Laura Balzano June 21, 2018

Group OWL Regularization for Deep Nets

My student Dejiao Zhang’s code for our paper Learning to Share: Simultaneous Parameter Tying and Sparsification in Deep Nets can be found at this link. We demonstrated that regularizing the weights in a deep network using the Group OWL norm allows for simultaneous enforcement of sparsity (meaning unimportant weights are eliminated) and parameter tying (meaning co-adapted or highly correlated weights are tied together). This is an exciting technique for learning compressed deep net architectures from data.

Interestingly, the first casinos appeared in the 17th century in Venice, Italy, and at first they were not associated with gambling. At the beginning of their existence, casinos were used as public halls for music and dancing, but there they also gambled. The first famous European gambling house, which, incidentally https://casino-pinups.com/, was not called a “casino”, although it did fit the modern definition of a casino, was Ridotto, which opened in Venice in 1638 to ensure control over gambling during the carnival. created throughout continental Europe in the 19th century, while more informal fashion was in vogue in the United States

Filed Under: Code

Analyzing Out-of-Distribution In-Context Learning

May 29, 2025 By Laura Balzano

We posted a new paper on arxiv presenting analysis on the capabilities of attention for in-context learning. There are many perspectives out there on whether it’s possible to do in-context learning out-of-distribution: some papers show it’s possible, and others do not, mostly with empirical evidence. We provide some theoretical results in a specific setting, using linear attention to solve linear regression. We show a negative result that when the model is trained on a single subspace, the risk on out-of-distribution subspaces is lower bounded and cannot be driven to zero. Then we show that when the model is instead trained on a union-of-subspaces, the risk can be driven to zero on any test point in the span of the trained subspaces – even ones that have zero probability in the training set. We are hopeful that this perspective can help researchers improve the training process to promote out-of-distribution generalization.

Soo Min Kwon, Alec S. Xu, Can Yaras, Laura Balzano, Qing Qu. “Out-of-Distribution Generalization of In-Context Learning: A Low-Dimensional Subspace Perspective.” https://arxiv.org/abs/2505.14808.

SDP Relaxation paper in SIMAX

April 19, 2025 By Laura Balzano

I’m excited that our paper “A Semidefinite Relaxation for Sums of Heterogeneous Quadratic Forms on the Stiefel Manifold” has been published in the SIAM Journal on Matrix Analysis and Applications. https://doi.org/10.1137/23M1545136. We were inspired to work on this problem after it popped up inside the heteroscedastic PCA problem.

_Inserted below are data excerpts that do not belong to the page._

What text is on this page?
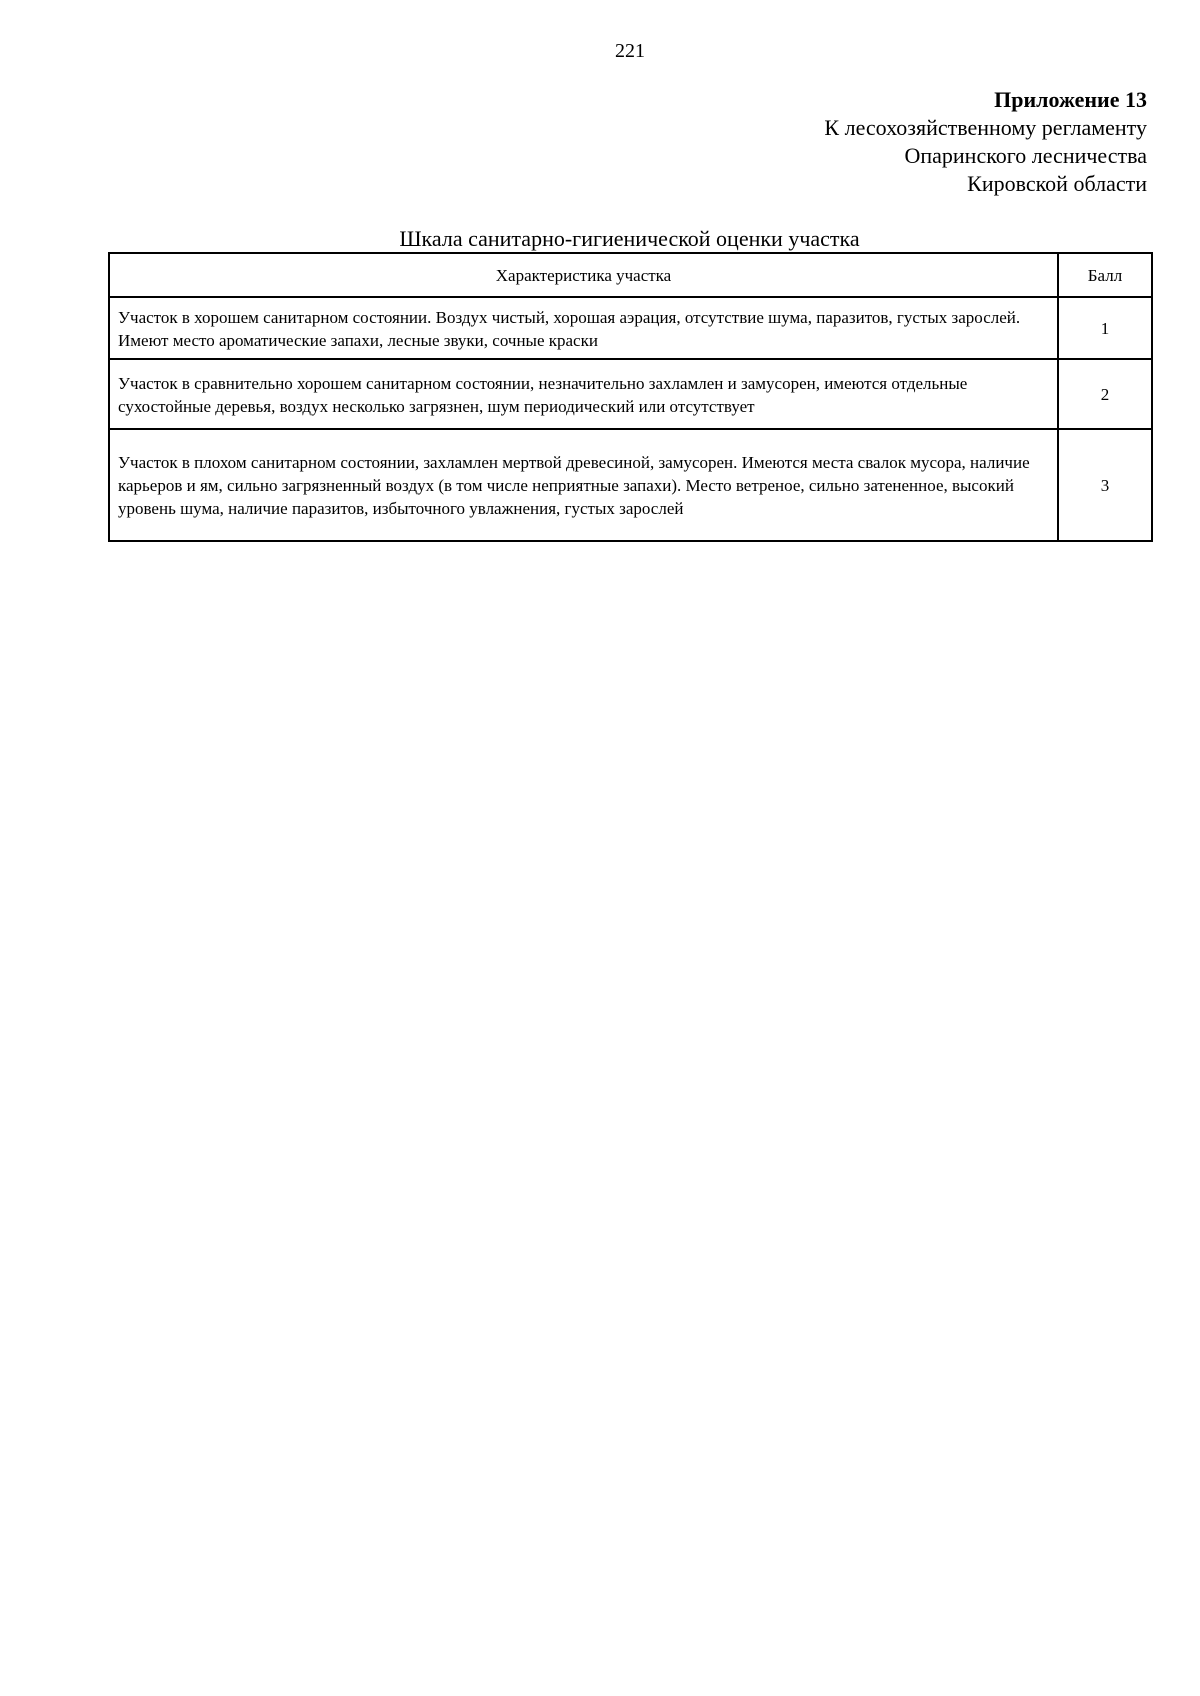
221
Приложение 13
К лесохозяйственному регламенту
Опаринского лесничества
Кировской области
Шкала санитарно-гигиенической оценки участка
Характеристика участка	Балл
Участок в хорошем санитарном состоянии. Воздух чистый, хорошая аэрация, отсутствие шума, паразитов, густых зарослей. Имеют место ароматические запахи, лесные звуки, сочные краски	1
Участок в сравнительно хорошем санитарном состоянии, незначительно захламлен и замусорен, имеются отдельные сухостойные деревья, воздух несколько загрязнен, шум периодический или отсутствует	2
Участок в плохом санитарном состоянии, захламлен мертвой древесиной, замусорен. Имеются места свалок мусора, наличие карьеров и ям, сильно загрязненный воздух (в том числе неприятные запахи). Место ветреное, сильно затененное, высокий уровень шума, наличие паразитов, избыточного увлажнения, густых зарослей	3
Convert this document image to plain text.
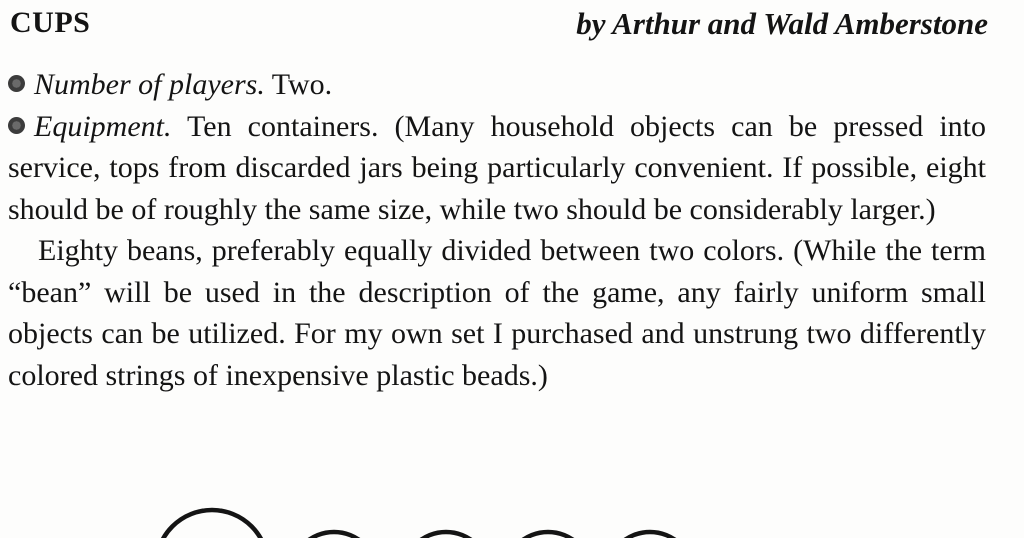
CUPS	by Arthur and Wald Amberstone

Number of players. Two.

Equipment. Ten containers. (Many household objects can be pressed into service, tops from discarded jars being particularly convenient. If possible, eight should be of roughly the same size, while two should be considerably larger.)

Eighty beans, preferably equally divided between two colors. (While the term “bean” will be used in the description of the game, any fairly uniform small objects can be utilized. For my own set I purchased and unstrung two differently colored strings of inexpensive plastic beads.)
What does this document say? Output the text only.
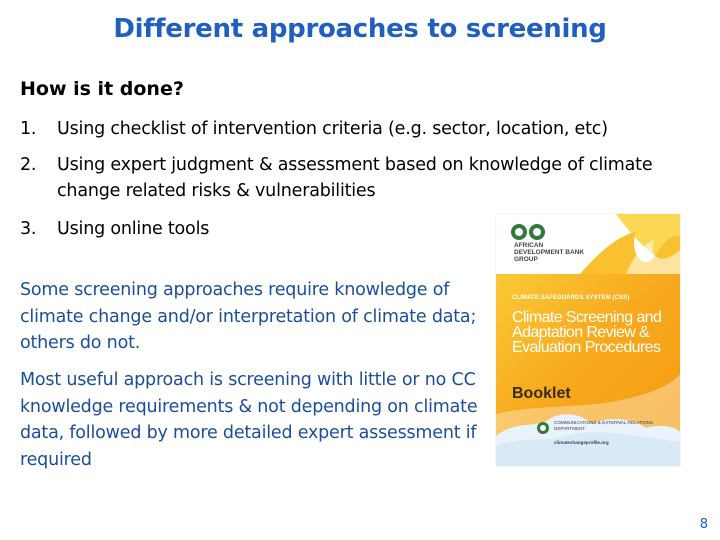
Different approaches to screening
How is it done?
1. Using checklist of intervention criteria (e.g. sector, location, etc)
2. Using expert judgment & assessment based on knowledge of climate change related risks & vulnerabilities
3. Using online tools
Some screening approaches require knowledge of climate change and/or interpretation of climate data; others do not.
Most useful approach is screening with little or no CC knowledge requirements & not depending on climate data, followed by more detailed expert assessment if required
AFRICAN DEVELOPMENT BANK GROUP
CLIMATE SAFEGUARDS SYSTEM (CSS)
Climate Screening and Adaptation Review & Evaluation Procedures
Booklet
COMMUNICATIONS & EXTERNAL RELATIONS DEPARTMENT
climatechangeprofile.org
8
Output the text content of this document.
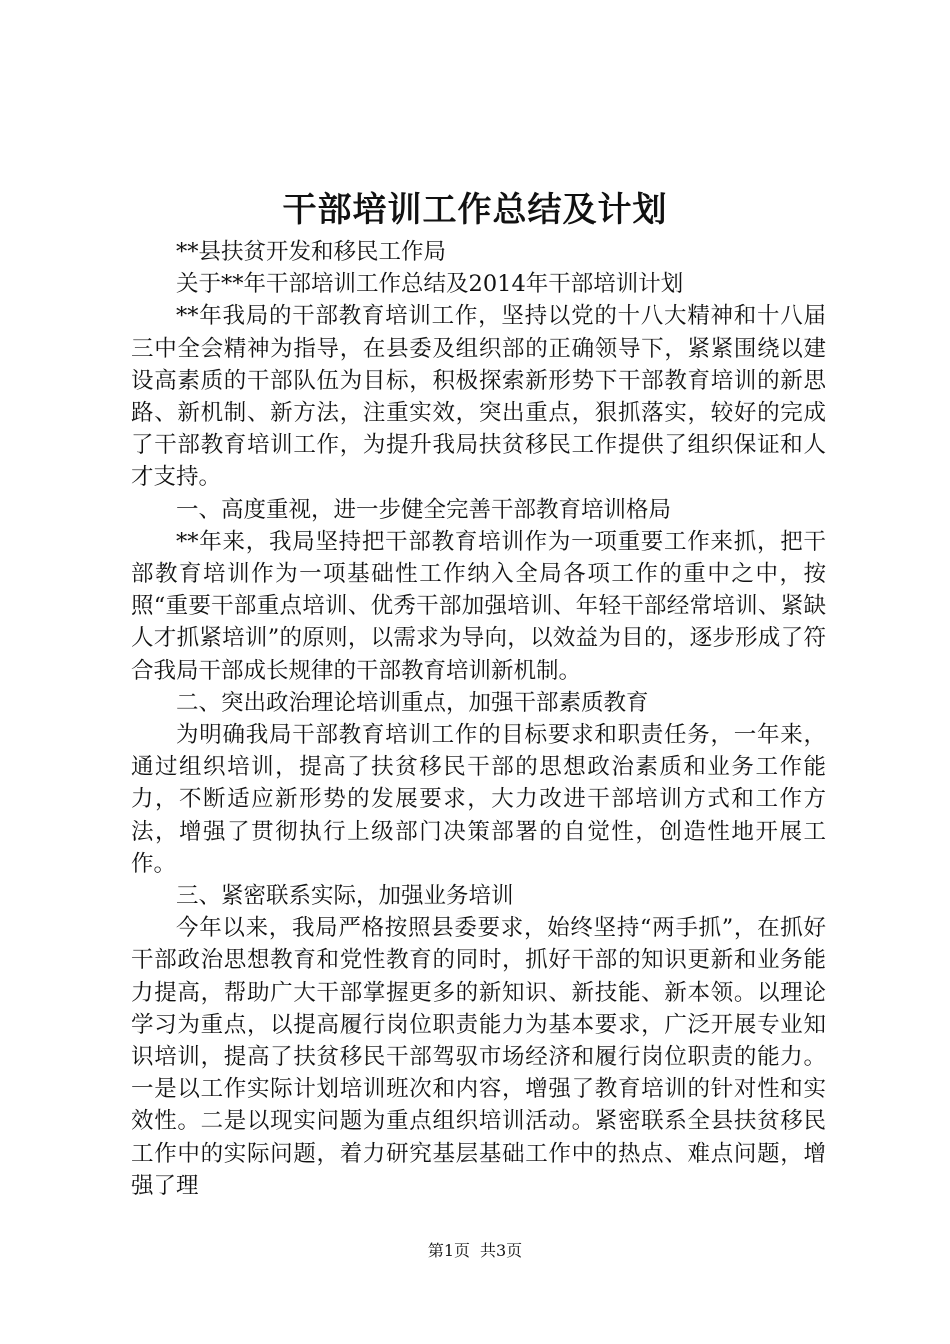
干部培训工作总结及计划

**县扶贫开发和移民工作局

关于**年干部培训工作总结及2014年干部培训计划

**年我局的干部教育培训工作，坚持以党的十八大精神和十八届三中全会精神为指导，在县委及组织部的正确领导下，紧紧围绕以建设高素质的干部队伍为目标，积极探索新形势下干部教育培训的新思路、新机制、新方法，注重实效，突出重点，狠抓落实，较好的完成了干部教育培训工作，为提升我局扶贫移民工作提供了组织保证和人才支持。

一、高度重视，进一步健全完善干部教育培训格局

**年来，我局坚持把干部教育培训作为一项重要工作来抓，把干部教育培训作为一项基础性工作纳入全局各项工作的重中之中，按照“重要干部重点培训、优秀干部加强培训、年轻干部经常培训、紧缺人才抓紧培训”的原则，以需求为导向，以效益为目的，逐步形成了符合我局干部成长规律的干部教育培训新机制。

二、突出政治理论培训重点，加强干部素质教育

为明确我局干部教育培训工作的目标要求和职责任务，一年来，通过组织培训，提高了扶贫移民干部的思想政治素质和业务工作能力，不断适应新形势的发展要求，大力改进干部培训方式和工作方法，增强了贯彻执行上级部门决策部署的自觉性，创造性地开展工作。

三、紧密联系实际，加强业务培训

今年以来，我局严格按照县委要求，始终坚持“两手抓”，在抓好干部政治思想教育和党性教育的同时，抓好干部的知识更新和业务能力提高，帮助广大干部掌握更多的新知识、新技能、新本领。以理论学习为重点，以提高履行岗位职责能力为基本要求，广泛开展专业知识培训，提高了扶贫移民干部驾驭市场经济和履行岗位职责的能力。一是以工作实际计划培训班次和内容，增强了教育培训的针对性和实效性。二是以现实问题为重点组织培训活动。紧密联系全县扶贫移民工作中的实际问题，着力研究基层基础工作中的热点、难点问题，增强了理

第1页 共3页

It’s a fascinating, simple, general problem with connections to PCA, joint diagonalization, and low-rank semidefinite programs. Applying the standard Schur relaxation to this problem gives a trivial (and incorrect) solution, but one minor change makes the relaxation powerful and even tight in many instances. You can find the code for experiments here.

Sarah Goddard Power Award

February 11, 2025 By Laura Balzano

I am honored to have received the Sarah Goddard Power Award, an award given to those who contribute to the advancement of women in scholarship and academic leadership. Right now this work is critically important in my field, as technology in machine learning, artificial intelligence, and computing changes our world on a daily basis. Technology is often thought of as an objective pursuit, where the goals are clear and well-defined, and only those who are “math geniuses” can make a contribution. This couldn’t be further from the truth – we are constantly defining the goals and values of our technology, and diverse voices are key to creating technology that lifts us up as a whole society.